Durham University
Programme and Module Handbook

Postgraduate Programme and Module Handbook 2020-2021 (archived)

Module COMP42415: Text Mining and Language Analytics

Department: Computer Science

COMP42415: Text Mining and Language Analytics

Type Tied Level 4 Credits 15 Availability Available in 2020/21
Tied to G5K823
Tied to G5K923


  • None


  • None

Excluded Combination of Modules

  • None


  • To introduce students to cutting-edge techniques for automated analysis of textual data and their applications


  • Preparation of textual data for machine learning
  • Representation and modelling of textual data
  • Advanced machine learning techniques for natural language analysis
  • Application of natural language analysis techniques within data science e.g. sentiment analysis, social media analysis, text classification and clustering

Learning Outcomes

Subject-specific Knowledge:
  • Upon successful completion of the module, the students will:
  • Have a critical appreciation of how natural language texts can be effectively represented for machine learning
  • Have an advanced understanding of automated natural language analysis through machine learning
  • Understand how natural language analysis can be applied effectively within data science
Subject-specific Skills:
  • Upon successful completion of the module, the students will:
  • Be able to prepare natural language texts for machine learning
  • Be able to train and apply machine learning models based on real textual data
Key Skills:
  • Effective written communication
  • Planning, organising and time-management
  • Problem solving and analysis
  • Reflecting and synthesising from experience

Modes of Teaching, Learning and Assessment and how these contribute to the learning outcomes of the module

  • This module will be delivered by the Department of Computer Science
  • Learning outcomes are met through classroom-based workshops, supported by online resources. The workshops consist of a combination of taught input, group work, case studies, discussion and computing labs. Online resources provide preparatory material for the workshops – typically consisting of directed reading and video content.
  • The summative assessment is an individual written assignment based on the development of a program to analyse a real natural language data set. This is designed to test students’ skills in problem identification, their theoretical understanding, and their ability to analyse the situation in order to categorise the potential solutions.

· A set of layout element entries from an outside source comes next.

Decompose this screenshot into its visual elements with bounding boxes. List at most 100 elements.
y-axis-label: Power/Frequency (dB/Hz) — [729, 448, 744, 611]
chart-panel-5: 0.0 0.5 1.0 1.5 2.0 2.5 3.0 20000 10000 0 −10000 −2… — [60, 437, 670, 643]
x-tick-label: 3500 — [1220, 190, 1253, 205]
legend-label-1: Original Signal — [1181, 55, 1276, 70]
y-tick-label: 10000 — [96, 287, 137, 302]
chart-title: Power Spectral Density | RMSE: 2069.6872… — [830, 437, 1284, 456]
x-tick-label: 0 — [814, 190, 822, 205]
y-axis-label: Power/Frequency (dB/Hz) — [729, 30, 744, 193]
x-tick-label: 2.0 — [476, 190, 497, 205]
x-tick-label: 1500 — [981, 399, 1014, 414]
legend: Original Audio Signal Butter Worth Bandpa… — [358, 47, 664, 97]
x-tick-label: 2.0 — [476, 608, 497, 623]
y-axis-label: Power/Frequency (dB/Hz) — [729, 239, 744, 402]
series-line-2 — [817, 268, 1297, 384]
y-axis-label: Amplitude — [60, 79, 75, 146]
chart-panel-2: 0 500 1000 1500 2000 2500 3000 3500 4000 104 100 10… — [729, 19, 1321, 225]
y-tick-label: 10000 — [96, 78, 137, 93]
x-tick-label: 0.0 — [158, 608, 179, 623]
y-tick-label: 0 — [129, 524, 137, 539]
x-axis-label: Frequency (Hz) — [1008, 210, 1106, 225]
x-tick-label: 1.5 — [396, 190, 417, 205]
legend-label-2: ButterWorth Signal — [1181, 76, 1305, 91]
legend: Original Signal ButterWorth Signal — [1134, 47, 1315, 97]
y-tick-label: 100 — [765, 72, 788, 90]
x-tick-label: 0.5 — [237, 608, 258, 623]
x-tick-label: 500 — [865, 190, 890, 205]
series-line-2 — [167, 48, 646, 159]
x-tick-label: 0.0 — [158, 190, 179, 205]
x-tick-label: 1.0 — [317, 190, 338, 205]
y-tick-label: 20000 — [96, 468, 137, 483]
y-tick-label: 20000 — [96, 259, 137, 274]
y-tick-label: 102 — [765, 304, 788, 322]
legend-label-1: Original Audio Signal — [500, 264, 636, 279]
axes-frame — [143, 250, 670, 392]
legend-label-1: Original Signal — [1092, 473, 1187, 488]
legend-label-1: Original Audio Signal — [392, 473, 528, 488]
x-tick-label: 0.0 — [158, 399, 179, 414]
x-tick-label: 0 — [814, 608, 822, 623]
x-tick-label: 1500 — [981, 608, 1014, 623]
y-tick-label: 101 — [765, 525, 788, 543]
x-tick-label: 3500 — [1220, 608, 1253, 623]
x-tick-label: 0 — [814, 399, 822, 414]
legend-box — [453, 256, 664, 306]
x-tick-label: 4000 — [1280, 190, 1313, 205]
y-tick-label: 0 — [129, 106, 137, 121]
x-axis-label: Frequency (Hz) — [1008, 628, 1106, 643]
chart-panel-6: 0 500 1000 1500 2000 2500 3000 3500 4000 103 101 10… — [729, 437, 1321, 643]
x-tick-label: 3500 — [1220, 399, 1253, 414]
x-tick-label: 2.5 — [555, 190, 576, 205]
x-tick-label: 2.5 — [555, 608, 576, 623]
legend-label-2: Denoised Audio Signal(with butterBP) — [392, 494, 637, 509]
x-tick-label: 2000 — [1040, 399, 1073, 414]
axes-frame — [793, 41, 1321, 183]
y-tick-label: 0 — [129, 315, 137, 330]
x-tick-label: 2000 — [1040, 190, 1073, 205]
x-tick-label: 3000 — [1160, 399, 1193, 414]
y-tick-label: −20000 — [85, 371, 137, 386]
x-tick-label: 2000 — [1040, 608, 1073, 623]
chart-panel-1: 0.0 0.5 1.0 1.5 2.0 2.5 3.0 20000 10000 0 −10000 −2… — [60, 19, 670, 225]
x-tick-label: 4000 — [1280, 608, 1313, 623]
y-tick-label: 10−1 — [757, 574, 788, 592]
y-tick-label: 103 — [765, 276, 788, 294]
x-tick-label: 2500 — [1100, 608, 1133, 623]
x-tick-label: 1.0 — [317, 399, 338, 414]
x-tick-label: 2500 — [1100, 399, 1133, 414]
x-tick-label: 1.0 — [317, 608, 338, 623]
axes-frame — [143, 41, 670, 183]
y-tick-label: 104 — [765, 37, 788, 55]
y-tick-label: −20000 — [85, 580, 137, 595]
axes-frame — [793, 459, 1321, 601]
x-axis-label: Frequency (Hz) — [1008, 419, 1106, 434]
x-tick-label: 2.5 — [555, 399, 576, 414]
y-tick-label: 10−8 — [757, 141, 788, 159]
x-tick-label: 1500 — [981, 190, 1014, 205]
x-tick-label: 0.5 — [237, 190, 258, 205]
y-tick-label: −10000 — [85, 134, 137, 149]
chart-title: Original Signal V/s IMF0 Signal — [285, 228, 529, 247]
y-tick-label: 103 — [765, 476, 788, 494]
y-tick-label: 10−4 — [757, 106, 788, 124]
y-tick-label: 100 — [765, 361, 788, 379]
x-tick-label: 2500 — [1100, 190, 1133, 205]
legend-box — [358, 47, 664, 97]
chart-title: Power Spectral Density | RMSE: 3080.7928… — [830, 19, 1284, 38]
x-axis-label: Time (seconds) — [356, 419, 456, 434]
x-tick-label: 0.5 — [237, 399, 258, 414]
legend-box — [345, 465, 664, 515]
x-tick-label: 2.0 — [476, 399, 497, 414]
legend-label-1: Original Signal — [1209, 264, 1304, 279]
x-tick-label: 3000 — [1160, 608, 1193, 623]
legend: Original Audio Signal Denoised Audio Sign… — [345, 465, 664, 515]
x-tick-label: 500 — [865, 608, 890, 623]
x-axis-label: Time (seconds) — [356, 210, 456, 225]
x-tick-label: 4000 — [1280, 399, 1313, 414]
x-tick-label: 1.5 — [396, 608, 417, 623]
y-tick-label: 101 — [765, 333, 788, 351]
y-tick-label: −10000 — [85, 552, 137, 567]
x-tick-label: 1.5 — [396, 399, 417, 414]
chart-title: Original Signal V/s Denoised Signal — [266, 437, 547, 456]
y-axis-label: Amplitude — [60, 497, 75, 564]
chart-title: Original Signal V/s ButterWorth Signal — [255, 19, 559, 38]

Teaching Methods and Learning Hours

Activity Number Frequency Duration Total/Hours
Lectures 8 2 times per week (Term 2, weeks 16-19) 1 hour 8
Workshops 8 2 times per week (Term 2, weeks 16-19 2 hours 16
Surgery 12 3 times per week (Term 2, weeks 16-19) 1 hour 12

Summative Assessment

Component: Assignment Component Weighting: 100%
Element Length / duration Element Weighting Resit Opportunity
Individual written assignment based on the application of techniques to a specific problem 1500 words 100%

Formative Assessment:

A range of formative assessment methods will be used, including case study based exercises, group presentations and group discussions, and simulation exercises. Oral and written feedback will be provided on an individual and/or group basis as appropriate.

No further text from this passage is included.